5.5. Costs for Managing Congestion Issues
Two alternative schemes were considered to calculate the cost associated with the acquisition of the manageable energy necessary to solve congestion at the distributor level. The first proposal, called the current model, is based on the current scheme for balance markets where the distributor would act as the counterparty of the DERs (Balance Responsible Party, BRP). The second proposal—called the alternative model—consists of a scheme where the participants go to the local market to solve the congestion issue, making an offer that is matched against those of other agents that operate in markets managed by the global market operator (for example, the continuous intraday market).

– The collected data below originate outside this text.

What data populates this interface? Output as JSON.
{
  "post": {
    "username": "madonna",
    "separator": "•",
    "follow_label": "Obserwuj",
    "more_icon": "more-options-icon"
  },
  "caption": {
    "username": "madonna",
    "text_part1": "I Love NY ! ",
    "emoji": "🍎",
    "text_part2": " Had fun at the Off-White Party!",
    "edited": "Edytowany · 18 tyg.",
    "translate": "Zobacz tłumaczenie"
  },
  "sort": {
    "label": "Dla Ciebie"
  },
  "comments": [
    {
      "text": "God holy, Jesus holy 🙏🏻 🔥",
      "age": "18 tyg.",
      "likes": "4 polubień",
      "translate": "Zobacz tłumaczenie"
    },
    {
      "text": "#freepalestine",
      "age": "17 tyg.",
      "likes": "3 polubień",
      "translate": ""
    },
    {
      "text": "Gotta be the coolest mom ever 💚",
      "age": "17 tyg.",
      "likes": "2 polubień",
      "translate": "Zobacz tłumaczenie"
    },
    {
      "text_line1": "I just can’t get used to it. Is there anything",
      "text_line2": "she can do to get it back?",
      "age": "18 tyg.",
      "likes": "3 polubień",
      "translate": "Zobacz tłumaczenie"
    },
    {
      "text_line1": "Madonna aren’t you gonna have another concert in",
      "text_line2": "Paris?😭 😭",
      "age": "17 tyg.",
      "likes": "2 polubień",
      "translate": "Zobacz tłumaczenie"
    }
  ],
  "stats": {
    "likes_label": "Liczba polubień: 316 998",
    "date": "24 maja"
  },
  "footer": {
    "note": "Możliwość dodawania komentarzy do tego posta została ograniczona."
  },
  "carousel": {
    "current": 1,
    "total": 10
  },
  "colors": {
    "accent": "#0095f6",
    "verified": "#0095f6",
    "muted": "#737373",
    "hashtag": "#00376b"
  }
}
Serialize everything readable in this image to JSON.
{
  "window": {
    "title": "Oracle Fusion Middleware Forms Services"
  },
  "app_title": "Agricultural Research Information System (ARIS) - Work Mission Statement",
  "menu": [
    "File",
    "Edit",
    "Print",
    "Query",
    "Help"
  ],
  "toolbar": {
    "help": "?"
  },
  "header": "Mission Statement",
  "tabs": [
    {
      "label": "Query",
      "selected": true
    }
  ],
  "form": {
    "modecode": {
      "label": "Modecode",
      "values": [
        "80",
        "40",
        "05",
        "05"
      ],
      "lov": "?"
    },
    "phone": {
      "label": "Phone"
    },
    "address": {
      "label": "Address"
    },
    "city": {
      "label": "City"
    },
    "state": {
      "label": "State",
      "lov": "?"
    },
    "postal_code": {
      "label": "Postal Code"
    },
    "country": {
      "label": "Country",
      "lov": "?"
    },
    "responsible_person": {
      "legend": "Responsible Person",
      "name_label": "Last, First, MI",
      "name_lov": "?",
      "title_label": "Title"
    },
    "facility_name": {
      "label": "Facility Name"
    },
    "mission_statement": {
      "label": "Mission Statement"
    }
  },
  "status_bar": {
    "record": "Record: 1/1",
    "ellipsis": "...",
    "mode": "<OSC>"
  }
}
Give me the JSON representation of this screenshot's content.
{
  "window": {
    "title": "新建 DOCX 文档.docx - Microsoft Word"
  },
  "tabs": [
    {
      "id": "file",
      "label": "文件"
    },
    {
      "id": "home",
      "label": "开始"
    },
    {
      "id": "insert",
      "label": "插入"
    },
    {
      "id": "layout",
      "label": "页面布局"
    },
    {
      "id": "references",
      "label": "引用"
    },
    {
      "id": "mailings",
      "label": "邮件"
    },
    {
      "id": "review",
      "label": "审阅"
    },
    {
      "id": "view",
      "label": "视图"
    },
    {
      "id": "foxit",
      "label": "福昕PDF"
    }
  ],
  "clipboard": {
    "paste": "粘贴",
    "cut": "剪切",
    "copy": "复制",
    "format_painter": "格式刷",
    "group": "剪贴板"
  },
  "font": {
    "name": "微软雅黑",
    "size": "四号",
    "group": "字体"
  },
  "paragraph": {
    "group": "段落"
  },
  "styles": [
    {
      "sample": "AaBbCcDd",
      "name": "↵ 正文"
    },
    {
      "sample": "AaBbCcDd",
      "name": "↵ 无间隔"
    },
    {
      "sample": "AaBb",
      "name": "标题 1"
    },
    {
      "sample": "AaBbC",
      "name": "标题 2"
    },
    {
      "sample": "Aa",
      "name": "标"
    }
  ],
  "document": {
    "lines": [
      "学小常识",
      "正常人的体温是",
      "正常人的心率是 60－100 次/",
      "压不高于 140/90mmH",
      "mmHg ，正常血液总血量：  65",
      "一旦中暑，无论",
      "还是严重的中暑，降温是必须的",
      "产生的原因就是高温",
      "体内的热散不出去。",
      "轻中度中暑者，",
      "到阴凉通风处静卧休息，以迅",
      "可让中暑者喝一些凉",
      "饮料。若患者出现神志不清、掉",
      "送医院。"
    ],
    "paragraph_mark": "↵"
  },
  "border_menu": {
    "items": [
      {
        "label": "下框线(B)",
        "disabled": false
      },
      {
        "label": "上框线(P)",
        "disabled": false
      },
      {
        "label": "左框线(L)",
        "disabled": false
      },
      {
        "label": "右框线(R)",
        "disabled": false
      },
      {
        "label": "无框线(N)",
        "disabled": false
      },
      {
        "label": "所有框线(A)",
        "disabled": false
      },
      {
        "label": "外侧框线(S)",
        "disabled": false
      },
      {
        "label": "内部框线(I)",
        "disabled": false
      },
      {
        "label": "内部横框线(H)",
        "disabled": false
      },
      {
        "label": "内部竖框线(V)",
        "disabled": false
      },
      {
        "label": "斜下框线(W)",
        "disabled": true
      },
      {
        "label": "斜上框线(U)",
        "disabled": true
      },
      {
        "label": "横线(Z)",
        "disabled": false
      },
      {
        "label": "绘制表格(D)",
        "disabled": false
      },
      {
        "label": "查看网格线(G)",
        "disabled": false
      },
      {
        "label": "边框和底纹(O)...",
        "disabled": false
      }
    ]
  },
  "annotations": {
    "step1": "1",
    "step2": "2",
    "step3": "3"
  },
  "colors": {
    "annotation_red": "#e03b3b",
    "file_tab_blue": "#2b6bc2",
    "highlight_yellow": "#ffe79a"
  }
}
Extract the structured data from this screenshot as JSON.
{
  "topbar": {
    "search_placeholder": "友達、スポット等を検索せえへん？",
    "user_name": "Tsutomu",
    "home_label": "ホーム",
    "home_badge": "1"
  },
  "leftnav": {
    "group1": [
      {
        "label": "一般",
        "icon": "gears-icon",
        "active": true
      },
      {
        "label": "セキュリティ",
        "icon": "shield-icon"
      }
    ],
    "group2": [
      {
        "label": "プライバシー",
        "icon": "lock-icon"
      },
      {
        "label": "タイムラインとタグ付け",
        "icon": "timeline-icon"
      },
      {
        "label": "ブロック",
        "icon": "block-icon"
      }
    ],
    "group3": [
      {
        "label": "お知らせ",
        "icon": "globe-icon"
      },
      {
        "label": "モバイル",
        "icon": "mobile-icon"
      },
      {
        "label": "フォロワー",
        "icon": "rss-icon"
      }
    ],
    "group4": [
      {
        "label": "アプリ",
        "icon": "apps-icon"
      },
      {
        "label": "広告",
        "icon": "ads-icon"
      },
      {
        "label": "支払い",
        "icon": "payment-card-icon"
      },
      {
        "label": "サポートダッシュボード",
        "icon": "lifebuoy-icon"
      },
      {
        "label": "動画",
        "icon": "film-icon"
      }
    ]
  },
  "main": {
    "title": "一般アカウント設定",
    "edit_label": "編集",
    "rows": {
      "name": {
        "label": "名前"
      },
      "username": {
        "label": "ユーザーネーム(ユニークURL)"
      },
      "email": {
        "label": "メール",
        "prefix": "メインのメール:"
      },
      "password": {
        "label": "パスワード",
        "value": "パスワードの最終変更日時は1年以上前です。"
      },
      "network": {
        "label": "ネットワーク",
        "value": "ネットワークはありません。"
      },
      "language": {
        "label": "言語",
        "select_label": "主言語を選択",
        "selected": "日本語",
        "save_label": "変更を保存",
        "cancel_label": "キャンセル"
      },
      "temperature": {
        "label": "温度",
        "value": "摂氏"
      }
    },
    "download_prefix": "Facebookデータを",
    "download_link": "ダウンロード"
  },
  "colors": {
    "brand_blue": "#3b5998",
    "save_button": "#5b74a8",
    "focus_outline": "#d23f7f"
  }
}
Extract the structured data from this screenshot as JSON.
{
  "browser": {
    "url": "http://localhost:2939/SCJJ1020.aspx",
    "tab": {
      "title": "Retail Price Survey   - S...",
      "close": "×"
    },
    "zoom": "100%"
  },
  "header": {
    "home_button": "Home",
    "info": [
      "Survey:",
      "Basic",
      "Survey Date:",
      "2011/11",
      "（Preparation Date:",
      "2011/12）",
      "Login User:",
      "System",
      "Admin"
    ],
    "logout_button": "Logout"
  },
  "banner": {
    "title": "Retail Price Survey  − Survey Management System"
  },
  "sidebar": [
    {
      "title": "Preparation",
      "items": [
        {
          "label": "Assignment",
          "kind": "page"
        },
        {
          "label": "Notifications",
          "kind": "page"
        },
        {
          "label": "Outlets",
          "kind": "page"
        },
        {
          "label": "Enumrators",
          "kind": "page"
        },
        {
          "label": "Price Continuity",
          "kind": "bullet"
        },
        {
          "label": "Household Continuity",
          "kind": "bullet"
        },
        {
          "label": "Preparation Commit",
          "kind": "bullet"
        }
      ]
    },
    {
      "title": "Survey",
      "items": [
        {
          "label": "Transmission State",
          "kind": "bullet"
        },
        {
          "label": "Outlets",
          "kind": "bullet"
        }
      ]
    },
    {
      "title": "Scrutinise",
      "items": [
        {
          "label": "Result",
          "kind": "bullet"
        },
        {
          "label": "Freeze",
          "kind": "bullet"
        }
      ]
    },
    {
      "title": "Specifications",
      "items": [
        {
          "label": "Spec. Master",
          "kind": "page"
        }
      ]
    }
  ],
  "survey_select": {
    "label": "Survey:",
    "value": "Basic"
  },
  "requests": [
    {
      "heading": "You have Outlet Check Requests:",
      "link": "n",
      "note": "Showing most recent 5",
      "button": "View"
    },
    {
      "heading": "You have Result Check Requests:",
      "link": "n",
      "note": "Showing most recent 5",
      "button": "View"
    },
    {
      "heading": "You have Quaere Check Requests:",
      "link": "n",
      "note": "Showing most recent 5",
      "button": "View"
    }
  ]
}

In the current model, the system operator settles with the distributor the deviation produced by acquiring the requirements activated in the local markets. For each hour where it was considered necessary to activate the local market, a mechanism based on the sign and direction of the deviation within the system was used to estimate the potential income or extra cost that the transaction would represent for the distributor. Energy prices for the current model were constructed using an open database in the I90 files published by REE (Red Eléctrica España) for the year 2019. In the alternative market, the participants make an offer in the intraday market as a counterpart to the offer made in the local market to meet the requested requirement under the pricing framework described previously corresponding to E0, E1, E2, and E3, and applied for both schemes.
In the industrial network, the alternative model has a lower cost to the distributor than the current model, considering the base price scenario E0, which increases in scenarios with higher PV penetration. However, the gap between the two models decreases as market prices increase. Conversely, in the rural network, both models show similar costs (the alternative model is slightly less expensive by 2% compared to the current model), with the difference becoming more noticeable in scenarios with increased solar panel penetration. Finally, continuing the trends in other networks, in the urban network, the alternative model represents a lower cost to the distributor (around 5%) across the different penetration and price scenarios. In conclusion, based on the assumptions considered, the model where market participants manage congestion events through a local flexibility market controlled by a global market operator is, in terms of cost, preferable to the distributor acting as a counterparty.